There is a double standard in Cleveland sports I can't ignore any longer. The past few weeks have laid it out for me.
I'm really starting to get irritated by the favored-child status the Browns have in this town, and the whipping-boy status the Indians have.
Does this exist in other cities? No matter how lousy the Browns are, we still hear fans calling up talk shows, plotting out draft picks, talking about this player and that player and how they are the guys the team needs to build around. This year's golden boy is obviously Charlie Frye.
No matter how good the Indians are, all we hear about is how cheap owner Larry Dolan is, and how the team is doomed to fail because they won't spend any money.
The Indians won 93 games last year, remember? They did it with farm system-grown talent and a payroll that ranked near the bottom of baseball. The Browns, playing in a parity-driven league with a salary cap, have so far have won five of 14.
In a stuggling economy that has forced many to do more with less, the Indians did just that. The Browns are trying to claw out of years of wasteful management. Do fans of cash-strapped Cleveland, Ohio admire their "little guy" baseball team that so embodies who they are? No. Maybe it's too much like looking in a mirror.
Fans come to sports to forget about things like financial constraints and the daily struggle to make ends meet. They want their teams to spend like Daddy Warbucks, and storm through the opposition like Patton taking North Africa. The Indians, however, scrimp and save and are unable to make dream purchases, just like you.
Maybe that breeds contempt.
The Browns, meanwhile, might make fans upset by posting losing records year after year. But seldom do their fans doubt, and never do they entirely lose faith. That perplexes me.
When you get right down to it, the right team left Cleveland in 1995. Fans rasied holy hell to get their Browns back. I don't think the same effort would have been put into keeping the Indians or Cavaliers around.
Even when the Browns make questionable offseason moves, fans seem to take a wait-and-see attitude. The geniuses that run the Browns, after all, might have a larger plan in mind. But don't you dare try to sell Indians fans on Paul Byrd over Kevin Millwood. They just might threaten to boycott the Indians all summer (some have, just like they threatend to boycott the Indians when they traded David Justice, Roberto Alomar and Bartolo Colon, and let Omar Vizquel leave.)
Only with the Indians would retaining a 45-save closer from the year before be viewed as an underachievement. Only with the Indians could the return of Danny Graves be met with a lukewarm reception, after fans pined for him for years, lambasting John Hart for the short-sighted John Smiley trade.
And yet, fans are still divided to this day on whether the Browns should have cut ties with Tim Couch, who is now out of football. Somehow, they think Couch still had a chance to be a Pro Bowler, even after being jerked around by Browns coaches and management for five years.

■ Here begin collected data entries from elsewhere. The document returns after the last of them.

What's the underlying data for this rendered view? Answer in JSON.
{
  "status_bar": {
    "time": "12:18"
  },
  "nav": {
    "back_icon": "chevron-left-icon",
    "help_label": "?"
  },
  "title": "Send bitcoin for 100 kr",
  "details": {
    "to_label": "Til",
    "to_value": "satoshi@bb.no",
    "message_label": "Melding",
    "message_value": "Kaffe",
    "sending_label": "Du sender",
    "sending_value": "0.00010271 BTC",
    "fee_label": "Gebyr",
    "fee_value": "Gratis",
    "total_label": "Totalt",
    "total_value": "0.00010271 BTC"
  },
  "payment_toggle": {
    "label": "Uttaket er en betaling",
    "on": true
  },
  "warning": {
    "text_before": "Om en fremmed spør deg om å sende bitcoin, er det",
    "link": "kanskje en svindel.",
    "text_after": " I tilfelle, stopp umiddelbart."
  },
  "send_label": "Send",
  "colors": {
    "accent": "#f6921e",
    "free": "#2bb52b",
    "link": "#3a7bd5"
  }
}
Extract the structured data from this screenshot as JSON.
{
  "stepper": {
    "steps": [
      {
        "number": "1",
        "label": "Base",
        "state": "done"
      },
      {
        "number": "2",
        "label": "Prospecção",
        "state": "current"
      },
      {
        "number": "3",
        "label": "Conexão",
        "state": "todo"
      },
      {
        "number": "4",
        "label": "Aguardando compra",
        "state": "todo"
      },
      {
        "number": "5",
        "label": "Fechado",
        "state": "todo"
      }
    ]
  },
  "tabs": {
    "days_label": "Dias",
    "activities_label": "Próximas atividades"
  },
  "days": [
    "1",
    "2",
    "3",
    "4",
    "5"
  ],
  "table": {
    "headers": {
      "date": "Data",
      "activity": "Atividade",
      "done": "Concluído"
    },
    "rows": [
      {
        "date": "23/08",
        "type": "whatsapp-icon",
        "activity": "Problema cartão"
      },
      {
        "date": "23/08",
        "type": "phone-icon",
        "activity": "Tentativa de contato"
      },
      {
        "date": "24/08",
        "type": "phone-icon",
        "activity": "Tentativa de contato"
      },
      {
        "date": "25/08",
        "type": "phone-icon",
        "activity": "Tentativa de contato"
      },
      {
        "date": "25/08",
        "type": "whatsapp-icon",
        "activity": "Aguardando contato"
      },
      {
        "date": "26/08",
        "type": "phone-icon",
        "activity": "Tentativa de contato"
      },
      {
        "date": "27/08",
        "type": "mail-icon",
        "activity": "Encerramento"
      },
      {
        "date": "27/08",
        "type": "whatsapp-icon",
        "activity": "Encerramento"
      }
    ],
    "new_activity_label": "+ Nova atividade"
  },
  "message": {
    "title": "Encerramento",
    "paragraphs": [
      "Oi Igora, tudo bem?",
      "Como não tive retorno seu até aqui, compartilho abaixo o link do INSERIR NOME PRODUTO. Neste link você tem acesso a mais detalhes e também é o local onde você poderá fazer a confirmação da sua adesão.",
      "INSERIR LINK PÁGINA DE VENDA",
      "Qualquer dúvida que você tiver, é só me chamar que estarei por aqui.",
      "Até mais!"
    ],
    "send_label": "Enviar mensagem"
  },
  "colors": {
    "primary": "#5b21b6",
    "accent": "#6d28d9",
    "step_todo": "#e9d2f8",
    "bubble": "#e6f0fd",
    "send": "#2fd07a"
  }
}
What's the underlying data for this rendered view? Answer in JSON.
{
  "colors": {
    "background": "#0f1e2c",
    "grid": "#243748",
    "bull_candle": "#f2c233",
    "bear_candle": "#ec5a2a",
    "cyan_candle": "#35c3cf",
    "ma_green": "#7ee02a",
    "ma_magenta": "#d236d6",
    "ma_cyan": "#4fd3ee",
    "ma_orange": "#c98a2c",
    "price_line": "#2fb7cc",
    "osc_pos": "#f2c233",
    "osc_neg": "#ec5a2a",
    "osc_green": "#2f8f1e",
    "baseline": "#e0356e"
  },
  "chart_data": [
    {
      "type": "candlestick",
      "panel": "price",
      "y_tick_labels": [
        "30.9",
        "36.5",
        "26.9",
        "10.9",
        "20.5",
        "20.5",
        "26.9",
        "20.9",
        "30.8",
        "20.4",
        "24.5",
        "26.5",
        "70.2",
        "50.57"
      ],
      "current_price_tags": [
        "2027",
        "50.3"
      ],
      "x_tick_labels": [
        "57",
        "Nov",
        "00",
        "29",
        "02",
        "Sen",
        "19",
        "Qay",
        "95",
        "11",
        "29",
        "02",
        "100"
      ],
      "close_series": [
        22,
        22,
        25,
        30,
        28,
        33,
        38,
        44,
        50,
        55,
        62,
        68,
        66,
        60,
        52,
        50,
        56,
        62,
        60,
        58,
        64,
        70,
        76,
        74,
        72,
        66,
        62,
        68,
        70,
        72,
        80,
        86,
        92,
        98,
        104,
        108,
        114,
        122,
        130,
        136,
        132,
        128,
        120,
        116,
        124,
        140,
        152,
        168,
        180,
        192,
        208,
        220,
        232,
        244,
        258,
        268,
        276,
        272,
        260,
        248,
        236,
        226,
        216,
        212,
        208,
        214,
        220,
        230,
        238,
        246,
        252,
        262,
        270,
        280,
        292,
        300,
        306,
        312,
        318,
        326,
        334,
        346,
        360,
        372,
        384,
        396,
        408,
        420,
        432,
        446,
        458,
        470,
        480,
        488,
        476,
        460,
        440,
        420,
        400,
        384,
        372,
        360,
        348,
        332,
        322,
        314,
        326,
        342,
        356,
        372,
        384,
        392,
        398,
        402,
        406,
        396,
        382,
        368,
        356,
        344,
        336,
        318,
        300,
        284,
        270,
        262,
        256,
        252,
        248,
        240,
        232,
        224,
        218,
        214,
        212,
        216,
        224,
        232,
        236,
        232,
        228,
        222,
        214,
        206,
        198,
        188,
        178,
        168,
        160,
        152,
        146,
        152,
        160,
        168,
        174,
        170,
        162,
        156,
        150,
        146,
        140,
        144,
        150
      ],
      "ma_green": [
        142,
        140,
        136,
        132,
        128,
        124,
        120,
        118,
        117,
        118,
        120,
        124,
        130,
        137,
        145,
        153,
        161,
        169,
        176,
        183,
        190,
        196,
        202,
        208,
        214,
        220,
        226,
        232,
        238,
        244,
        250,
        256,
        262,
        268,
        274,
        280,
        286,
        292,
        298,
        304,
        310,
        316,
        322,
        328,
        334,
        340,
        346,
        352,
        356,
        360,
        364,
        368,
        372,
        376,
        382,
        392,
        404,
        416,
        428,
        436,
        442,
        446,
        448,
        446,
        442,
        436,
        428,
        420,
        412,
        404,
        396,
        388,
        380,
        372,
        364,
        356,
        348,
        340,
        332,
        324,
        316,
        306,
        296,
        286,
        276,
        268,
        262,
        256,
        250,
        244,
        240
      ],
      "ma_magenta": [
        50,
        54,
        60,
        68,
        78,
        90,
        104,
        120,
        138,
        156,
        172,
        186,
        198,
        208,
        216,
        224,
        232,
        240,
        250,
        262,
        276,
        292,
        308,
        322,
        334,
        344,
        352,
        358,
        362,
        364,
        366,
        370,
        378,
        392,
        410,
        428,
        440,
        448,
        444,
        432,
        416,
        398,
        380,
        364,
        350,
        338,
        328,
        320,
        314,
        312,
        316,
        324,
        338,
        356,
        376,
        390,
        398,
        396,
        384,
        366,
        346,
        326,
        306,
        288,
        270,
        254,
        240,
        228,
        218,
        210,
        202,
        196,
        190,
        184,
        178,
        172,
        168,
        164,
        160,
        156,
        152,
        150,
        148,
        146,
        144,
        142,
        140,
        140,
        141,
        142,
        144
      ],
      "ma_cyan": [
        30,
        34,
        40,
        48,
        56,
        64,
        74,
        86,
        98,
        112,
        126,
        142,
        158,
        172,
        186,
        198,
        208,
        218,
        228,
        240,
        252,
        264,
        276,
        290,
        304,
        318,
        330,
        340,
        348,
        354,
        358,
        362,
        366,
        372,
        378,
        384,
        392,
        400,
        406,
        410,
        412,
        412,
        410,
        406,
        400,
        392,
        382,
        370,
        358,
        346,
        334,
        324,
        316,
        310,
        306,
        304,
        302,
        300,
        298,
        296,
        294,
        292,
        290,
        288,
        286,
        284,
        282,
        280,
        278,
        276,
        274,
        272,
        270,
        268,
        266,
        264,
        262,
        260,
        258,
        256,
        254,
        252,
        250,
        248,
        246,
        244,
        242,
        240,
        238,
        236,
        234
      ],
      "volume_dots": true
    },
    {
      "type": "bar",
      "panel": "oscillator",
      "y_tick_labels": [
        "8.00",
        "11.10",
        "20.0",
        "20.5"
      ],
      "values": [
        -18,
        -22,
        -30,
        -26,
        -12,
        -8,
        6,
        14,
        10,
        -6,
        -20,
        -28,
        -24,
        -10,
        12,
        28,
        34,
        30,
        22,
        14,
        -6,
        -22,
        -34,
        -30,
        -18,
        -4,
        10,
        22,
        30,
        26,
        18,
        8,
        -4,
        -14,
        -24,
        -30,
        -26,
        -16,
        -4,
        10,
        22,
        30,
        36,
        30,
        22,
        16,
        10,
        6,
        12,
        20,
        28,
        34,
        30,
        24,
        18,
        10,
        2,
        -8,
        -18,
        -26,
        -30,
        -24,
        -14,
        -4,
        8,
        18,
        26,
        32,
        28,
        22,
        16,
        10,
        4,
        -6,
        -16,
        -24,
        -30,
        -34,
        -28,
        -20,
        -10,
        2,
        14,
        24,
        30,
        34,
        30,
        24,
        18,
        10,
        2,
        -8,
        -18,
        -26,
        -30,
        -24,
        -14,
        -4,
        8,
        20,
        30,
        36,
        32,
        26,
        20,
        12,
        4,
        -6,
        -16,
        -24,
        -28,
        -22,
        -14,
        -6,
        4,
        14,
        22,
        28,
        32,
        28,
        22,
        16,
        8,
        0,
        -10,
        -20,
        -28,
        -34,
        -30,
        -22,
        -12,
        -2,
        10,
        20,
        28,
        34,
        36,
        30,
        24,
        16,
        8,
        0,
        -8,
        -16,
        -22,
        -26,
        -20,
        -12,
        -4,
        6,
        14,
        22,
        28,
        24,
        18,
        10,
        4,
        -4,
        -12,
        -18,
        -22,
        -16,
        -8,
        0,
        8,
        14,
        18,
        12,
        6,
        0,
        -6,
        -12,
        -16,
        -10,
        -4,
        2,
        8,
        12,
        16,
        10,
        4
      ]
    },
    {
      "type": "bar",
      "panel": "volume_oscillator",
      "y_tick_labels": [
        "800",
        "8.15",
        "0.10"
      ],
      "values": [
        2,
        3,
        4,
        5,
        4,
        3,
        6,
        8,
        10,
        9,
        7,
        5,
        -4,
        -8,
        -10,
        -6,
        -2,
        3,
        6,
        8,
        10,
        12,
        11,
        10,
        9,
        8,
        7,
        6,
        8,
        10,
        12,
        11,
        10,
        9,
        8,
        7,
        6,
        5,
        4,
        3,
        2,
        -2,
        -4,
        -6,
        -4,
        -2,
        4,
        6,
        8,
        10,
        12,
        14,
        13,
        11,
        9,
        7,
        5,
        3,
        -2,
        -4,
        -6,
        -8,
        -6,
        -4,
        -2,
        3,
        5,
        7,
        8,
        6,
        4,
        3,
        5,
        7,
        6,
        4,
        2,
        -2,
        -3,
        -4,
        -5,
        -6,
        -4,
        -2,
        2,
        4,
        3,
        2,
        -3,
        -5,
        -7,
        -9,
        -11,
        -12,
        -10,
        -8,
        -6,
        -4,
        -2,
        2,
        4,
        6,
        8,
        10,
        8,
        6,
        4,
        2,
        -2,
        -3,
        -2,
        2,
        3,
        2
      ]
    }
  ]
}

The Indians do things the right way, even with limited money. General manager Mark Shapiro has surrounded himself with young, talented executives who have replenished a farm system that was withering in 2000 and 2001. The farm system has yielded wins, from 68 in 2003, to 80 in 2004, to 93 last year.
Certainly, the Indians haven't had a great offseason. But let's not forget that all the young guys who helped the team get to 93 wins are still here, and there are still trades that can be made. If anybody is going to figure something out, it will be Shapiro and his crew.
In my mind, the Browns are where most of the skepticism belongs. They are the team with the questionable track record. They are the team with more to prove.
But apparently, I'm in the minority in feeling that way.